SCHÖNEGG, VORDERWEIßENBACH. Einstimmig hat der Gemeinderat am Donnerstag beschlossen, mit der Gemeinde Vorderweißenbach fusionieren zu wollen. Diese Entschlossenheit hatte sich bereits abgezeichnet, nachdem zuvor 70 Prozent der Schönegger in einer Befragung für eine Fusion mit Vorderweißenbach gestimmt hatten. Der Zeitplan für die Fusion ist ambitioniert. "Wir gehen davon aus, dass die Fusion mit 1. Jänner 2018 über die Bühne gehen wird", sagt Schöneggs Bürgermeister Peter Pagitsch. "Der Ball liegt derzeit beim Land, wir haben den Grundsatzbeschluss weitergeleitet", sagt er zum aktuellen Stand der Dinge.
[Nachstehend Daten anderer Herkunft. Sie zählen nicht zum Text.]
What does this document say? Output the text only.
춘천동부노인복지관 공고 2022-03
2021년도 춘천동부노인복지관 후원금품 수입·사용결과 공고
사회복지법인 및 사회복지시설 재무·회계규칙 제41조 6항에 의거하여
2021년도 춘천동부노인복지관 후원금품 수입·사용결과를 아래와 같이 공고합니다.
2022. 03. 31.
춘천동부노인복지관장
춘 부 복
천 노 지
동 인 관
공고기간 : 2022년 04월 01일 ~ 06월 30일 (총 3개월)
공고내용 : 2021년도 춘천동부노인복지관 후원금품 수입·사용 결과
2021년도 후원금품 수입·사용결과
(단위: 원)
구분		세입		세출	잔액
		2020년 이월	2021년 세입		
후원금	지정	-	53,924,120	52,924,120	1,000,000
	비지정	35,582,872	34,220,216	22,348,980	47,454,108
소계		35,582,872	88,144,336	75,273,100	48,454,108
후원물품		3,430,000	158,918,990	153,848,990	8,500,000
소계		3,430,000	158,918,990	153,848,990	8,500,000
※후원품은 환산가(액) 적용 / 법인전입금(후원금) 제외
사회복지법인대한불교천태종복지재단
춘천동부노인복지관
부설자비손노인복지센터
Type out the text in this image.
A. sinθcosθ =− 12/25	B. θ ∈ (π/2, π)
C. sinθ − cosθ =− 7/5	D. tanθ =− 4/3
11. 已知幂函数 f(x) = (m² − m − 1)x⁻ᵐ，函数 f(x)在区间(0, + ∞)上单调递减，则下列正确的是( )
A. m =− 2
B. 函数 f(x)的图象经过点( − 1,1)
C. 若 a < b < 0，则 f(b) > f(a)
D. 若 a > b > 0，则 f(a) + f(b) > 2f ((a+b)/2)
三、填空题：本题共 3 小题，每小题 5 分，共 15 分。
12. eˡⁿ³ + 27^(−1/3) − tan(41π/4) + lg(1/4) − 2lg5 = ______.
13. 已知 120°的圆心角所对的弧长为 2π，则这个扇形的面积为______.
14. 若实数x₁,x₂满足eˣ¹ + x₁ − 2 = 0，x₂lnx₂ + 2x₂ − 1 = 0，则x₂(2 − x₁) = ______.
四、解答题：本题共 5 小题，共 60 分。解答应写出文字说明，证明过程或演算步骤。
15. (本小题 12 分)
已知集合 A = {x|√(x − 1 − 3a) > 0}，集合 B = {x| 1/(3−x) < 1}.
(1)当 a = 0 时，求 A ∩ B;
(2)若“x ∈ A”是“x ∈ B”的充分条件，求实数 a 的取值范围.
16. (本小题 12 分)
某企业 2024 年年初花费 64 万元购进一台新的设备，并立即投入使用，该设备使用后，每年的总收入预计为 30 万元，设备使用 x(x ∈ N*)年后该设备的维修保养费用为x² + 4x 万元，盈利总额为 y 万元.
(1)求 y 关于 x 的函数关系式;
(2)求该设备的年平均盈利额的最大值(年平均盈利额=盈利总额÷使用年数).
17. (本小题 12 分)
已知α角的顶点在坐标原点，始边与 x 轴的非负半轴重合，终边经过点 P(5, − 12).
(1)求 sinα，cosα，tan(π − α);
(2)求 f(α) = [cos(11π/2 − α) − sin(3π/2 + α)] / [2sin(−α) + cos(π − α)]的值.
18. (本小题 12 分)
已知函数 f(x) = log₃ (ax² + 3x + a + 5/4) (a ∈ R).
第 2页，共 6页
Das Land müsse sich nun mit der Verlegung der Bezirksgrenzen auseinandersetzen. Erst dann käme noch jede Menge Arbeit auf die Verantwortlichen in Schönegg zu. "Es wird noch Verhandlungen mit diversen Verbänden geben müssen. Auch bei der Gebührenordnung gibt es noch offene Fragen", denkt Pagitsch weiter.

Wall trauert Lösung nach

Zu wenig weit gedacht haben die Verantwortlichen in der Helfenberger Region, laut Landtagsabgeordneter Ulrike Wall (FPÖ). "Ich finde es schade, dass wir keine Lösung innerhalb des Bezirks Rohrbach zusammengebracht haben", sagt sie. Zwischen den Gemeinden Helfenberg und Ahorn zeichnet sich ebenfalls eine Fusion ab.

Afiesl filetieren?

Wall fürchtet, dass das Gemeindegebiet von Afiesl auf die Nachbargemeinden aufgeteilt werden könnte. Von Landesrat Max Hiegelsberger heißt es dazu: "Auch wenn eine Fusion mit einzelnen Ortsteilen auf den ersten Blick ungewöhnlich erscheinen mag, gilt es immer dem Wunsch der Bürgerinnen und Bürger zu entsprechen. Die Gemeinden sind bemüht, alltagstaugliche und praktische Lösungen anzubieten, die der Lebenswelt der Gemeindebürgerinnen und -bürger entsprechen. Die Bürgerinnenbefragung wird Klarheit bringen."

Helfenberg benachteiligt

Eine Aufteilung Afiesls würde laut Wall dazu führen, dass der Großteil der steuerbringenden Arbeitsplätze nach St. Stefan oder Vorderweißenbach abwandert. Insbesondere Helfenberg, das mit Schulen, Kindergarten und Freizeiteinrichtungen einen wesentlichen Teil der Infrastruktur für die Region zur Verfügung stellt, würde darunter nachhaltig leiden", glaubt sie. Sie hat Landeshauptmann Thomas Stelzer in einem Brief gebeten, lenkend einzugreifen, um der finanziell und strukturell benachteiligten Region Helfenberg eine positive Entwicklung zu ermöglichen.

Zur Sache:

Einigkeit herrscht wider erwarten bei der Feuerwehr: Schönegg und PIberschlag wechseln vom Abschnitt Rohrbach in den Abschnitt Leonfelden.